The church was bursting at the seams and in retrospect, I think because of the number of children and my family being there, it was much easier than I anticipated.
For the first time in over six months we had a meal containing red meat. For the past six or so years our traditional Christmas dinner has been a beef tenderloin dish served with a of these incredible roasted red onions in a balsamic vinegar glaze. As with past years, it was incredible! I savored each and every bite. I must have consumed at least eight ounces! Want the recipe? Just let us know…..
What lies ahead tomorrow is perhaps one of the most frightening days we will experience since this ordeal began. Last week with Dr.

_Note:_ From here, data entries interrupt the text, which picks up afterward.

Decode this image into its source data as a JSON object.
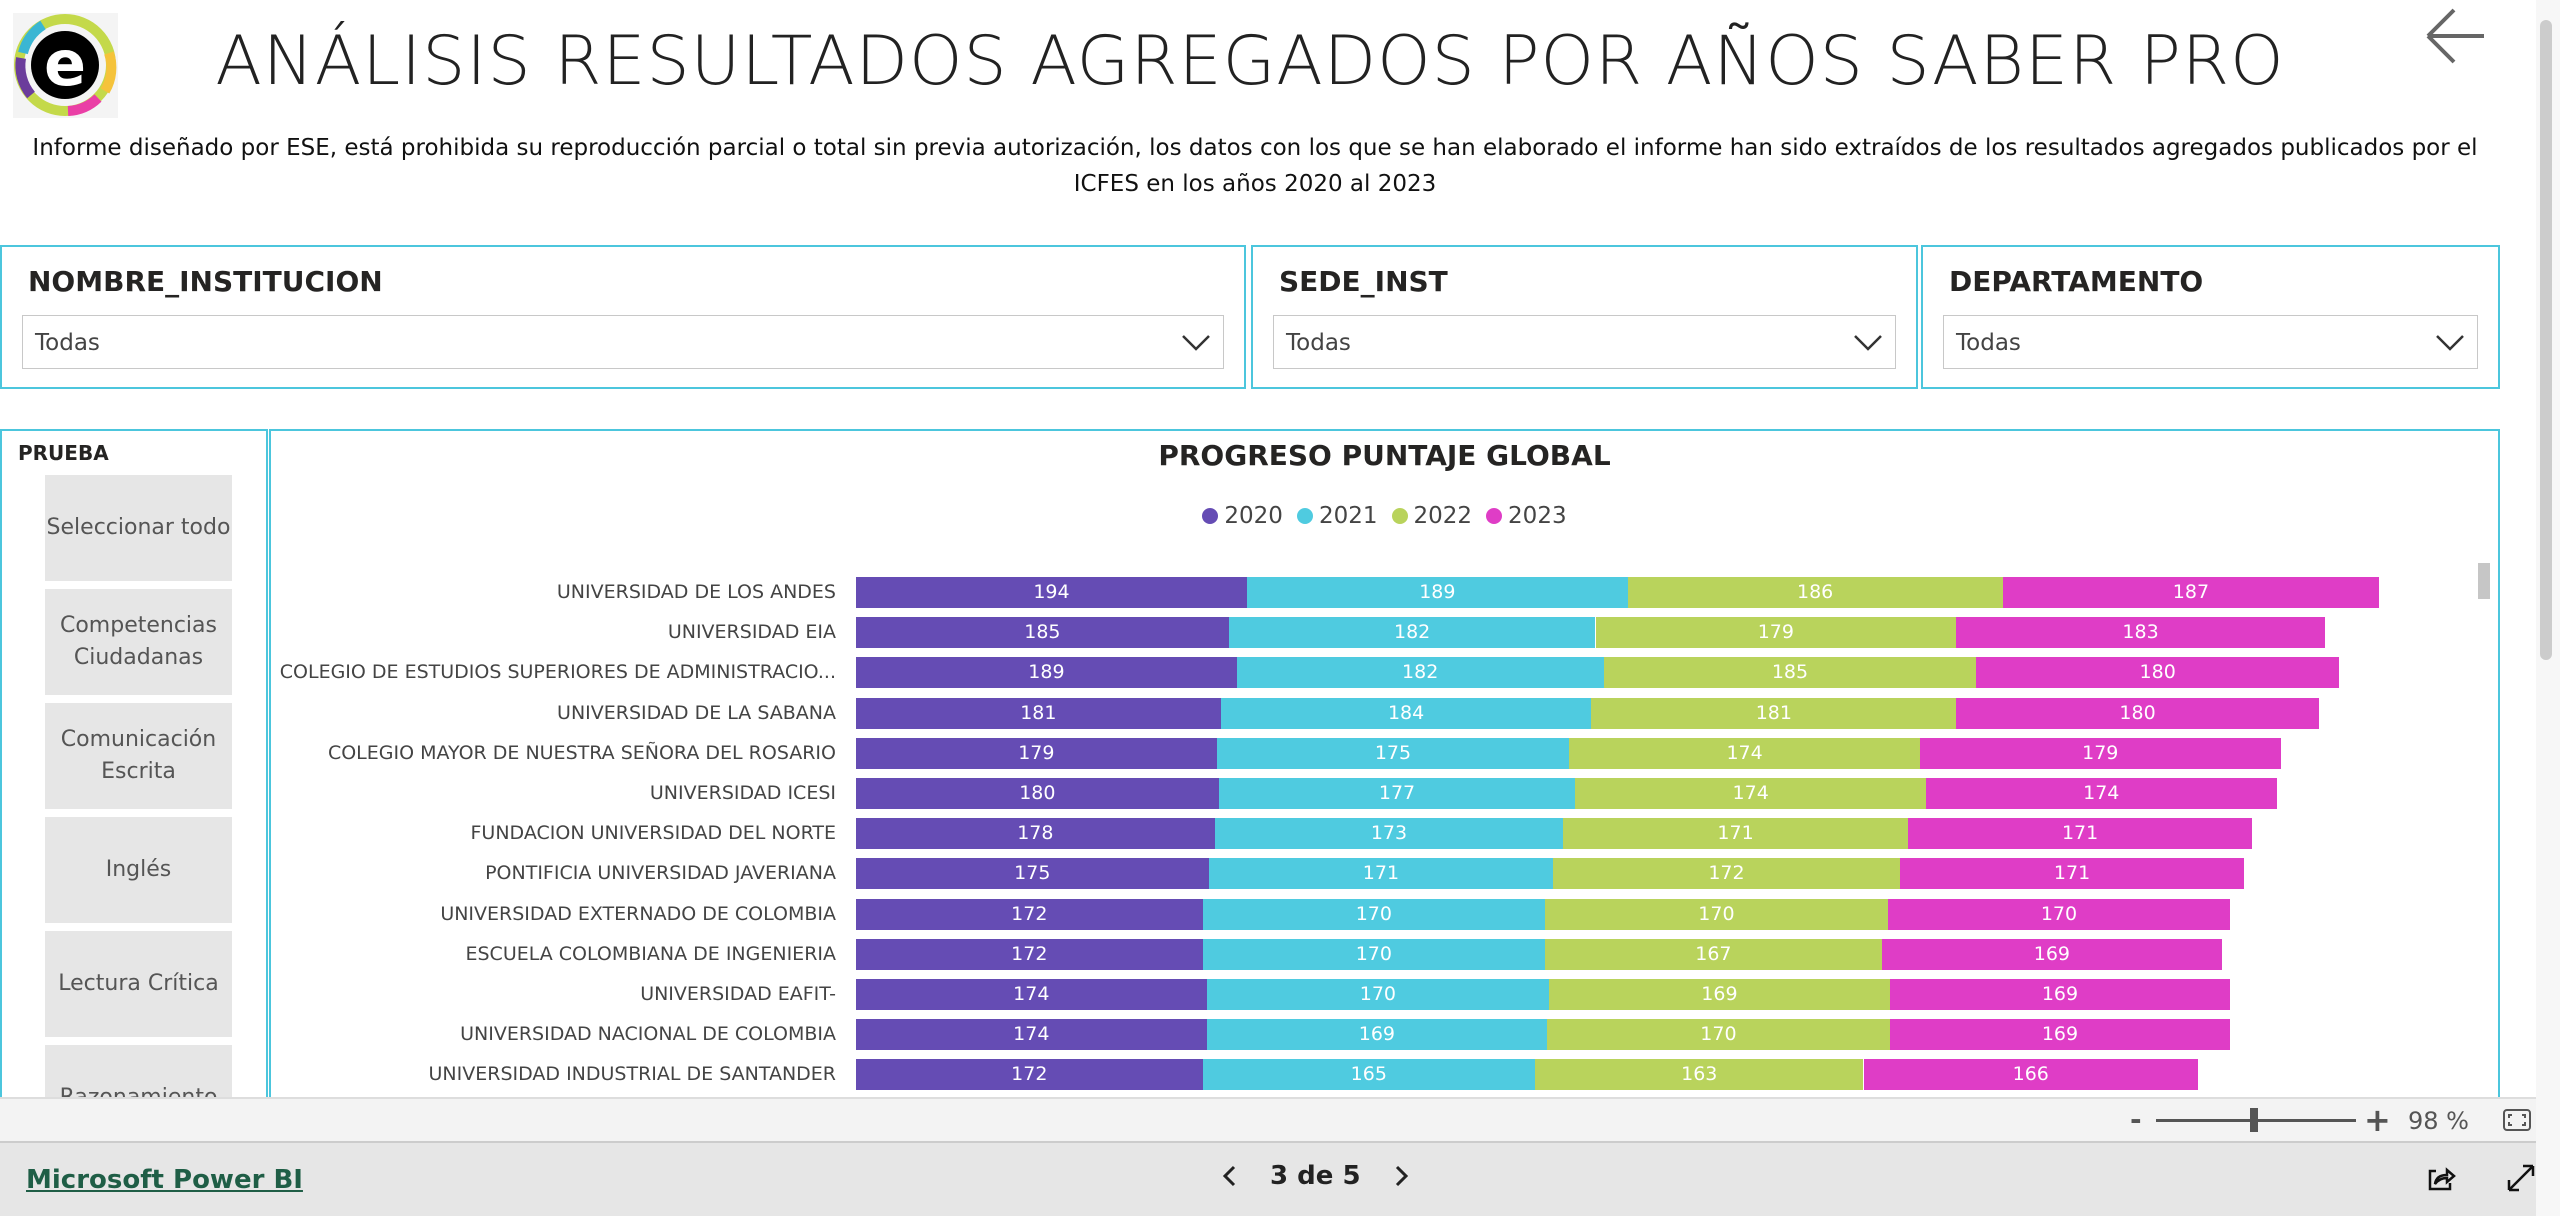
{
  "header": {
    "title": "ANÁLISIS RESULTADOS AGREGADOS POR AÑOS SABER PRO",
    "subtitle": "Informe diseñado por ESE, está prohibida su reproducción parcial o total sin previa autorización, los datos con los que se han elaborado el informe han sido extraídos de los resultados agregados publicados por el ICFES en los años 2020 al 2023",
    "logo_text": "e"
  },
  "filters": [
    {
      "label": "NOMBRE_INSTITUCION",
      "value": "Todas"
    },
    {
      "label": "SEDE_INST",
      "value": "Todas"
    },
    {
      "label": "DEPARTAMENTO",
      "value": "Todas"
    }
  ],
  "slicer": {
    "title": "PRUEBA",
    "items": [
      "Seleccionar todo",
      "Competencias Ciudadanas",
      "Comunicación Escrita",
      "Inglés",
      "Lectura Crítica",
      "Razonamiento"
    ]
  },
  "chart_data": {
    "type": "bar",
    "orientation": "horizontal",
    "stacked": true,
    "title": "PROGRESO PUNTAJE GLOBAL",
    "legend_position": "top",
    "grid": false,
    "categories": [
      "UNIVERSIDAD DE LOS ANDES",
      "UNIVERSIDAD EIA",
      "COLEGIO DE ESTUDIOS SUPERIORES DE ADMINISTRACIO...",
      "UNIVERSIDAD DE LA SABANA",
      "COLEGIO MAYOR DE NUESTRA SEÑORA DEL ROSARIO",
      "UNIVERSIDAD ICESI",
      "FUNDACION UNIVERSIDAD DEL NORTE",
      "PONTIFICIA UNIVERSIDAD JAVERIANA",
      "UNIVERSIDAD EXTERNADO DE COLOMBIA",
      "ESCUELA COLOMBIANA DE INGENIERIA",
      "UNIVERSIDAD EAFIT-",
      "UNIVERSIDAD NACIONAL DE COLOMBIA",
      "UNIVERSIDAD INDUSTRIAL DE SANTANDER"
    ],
    "series": [
      {
        "name": "2020",
        "color": "#654cb4",
        "values": [
          194,
          185,
          189,
          181,
          179,
          180,
          178,
          175,
          172,
          172,
          174,
          174,
          172
        ]
      },
      {
        "name": "2021",
        "color": "#4fcbe0",
        "values": [
          189,
          182,
          182,
          184,
          175,
          177,
          173,
          171,
          170,
          170,
          170,
          169,
          165
        ]
      },
      {
        "name": "2022",
        "color": "#b9d35c",
        "values": [
          186,
          179,
          185,
          181,
          174,
          174,
          171,
          172,
          170,
          167,
          169,
          170,
          163
        ]
      },
      {
        "name": "2023",
        "color": "#df3dc6",
        "values": [
          187,
          183,
          180,
          180,
          179,
          174,
          171,
          171,
          170,
          169,
          169,
          169,
          166
        ]
      }
    ]
  },
  "zoom": {
    "minus": "-",
    "plus": "+",
    "level": "98 %",
    "slider_fraction": 0.49
  },
  "footer": {
    "brand": "Microsoft Power BI",
    "page": "3 de 5"
  }
}
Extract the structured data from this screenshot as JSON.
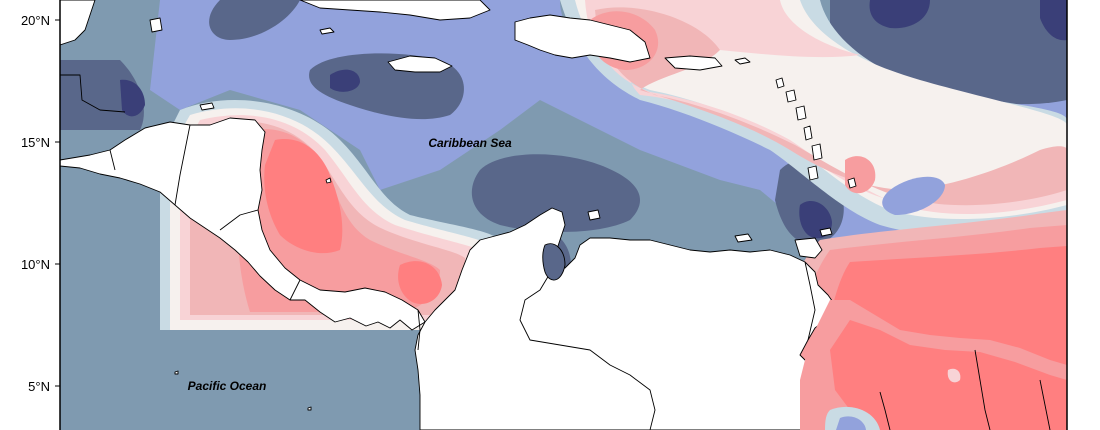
{
  "map": {
    "latitude_ticks": [
      "20°N",
      "15°N",
      "10°N",
      "5°N"
    ],
    "labels": {
      "caribbean_sea": "Caribbean Sea",
      "pacific_ocean": "Pacific Ocean"
    },
    "colors": {
      "very_dark_blue": "#3a3f78",
      "dark_slate": "#59678a",
      "slate": "#7f9ab0",
      "periwinkle": "#92a2dc",
      "pale_blue": "#c9dbe4",
      "cream": "#f6f1ee",
      "light_pink": "#f8d3d6",
      "pink": "#f1b6b7",
      "salmon": "#f79d9f",
      "coral": "#ff7f80",
      "land": "#ffffff",
      "coast_line": "#000000"
    }
  }
}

Davis, our disappointing trip to Houston last April, the initial meetings with Dr. Davis after the biopsy and x-ray; these were all bad in their own right, but each offered choices and hope. I am not sure what to expect tomorrow - Chemo might be the last treatment option for now….perhaps? I pray that once the treatments begin it is a semi-painless experience. I wonder how I'll look without hair? What other side effect will I experience?
I started reading a book on cancer survivors this morning. It was published by the Lance Armstrong Foundation and a gift from my niece (a wonderful young women). As I reflect on the situations that Lance and the young women in first story experienced, I'll repeat something I have said here before; I would trade places with these people in a heartbeat. In their cases they began treatment immediately, versus our current ten month drama. No one wants to have cancer but once you do, treating it and attempting to be cured immediately are critical. There is no cure, my treatments just keep putting off the inevitable.
Why me? Why now? Why oh why God are you testing me in this way?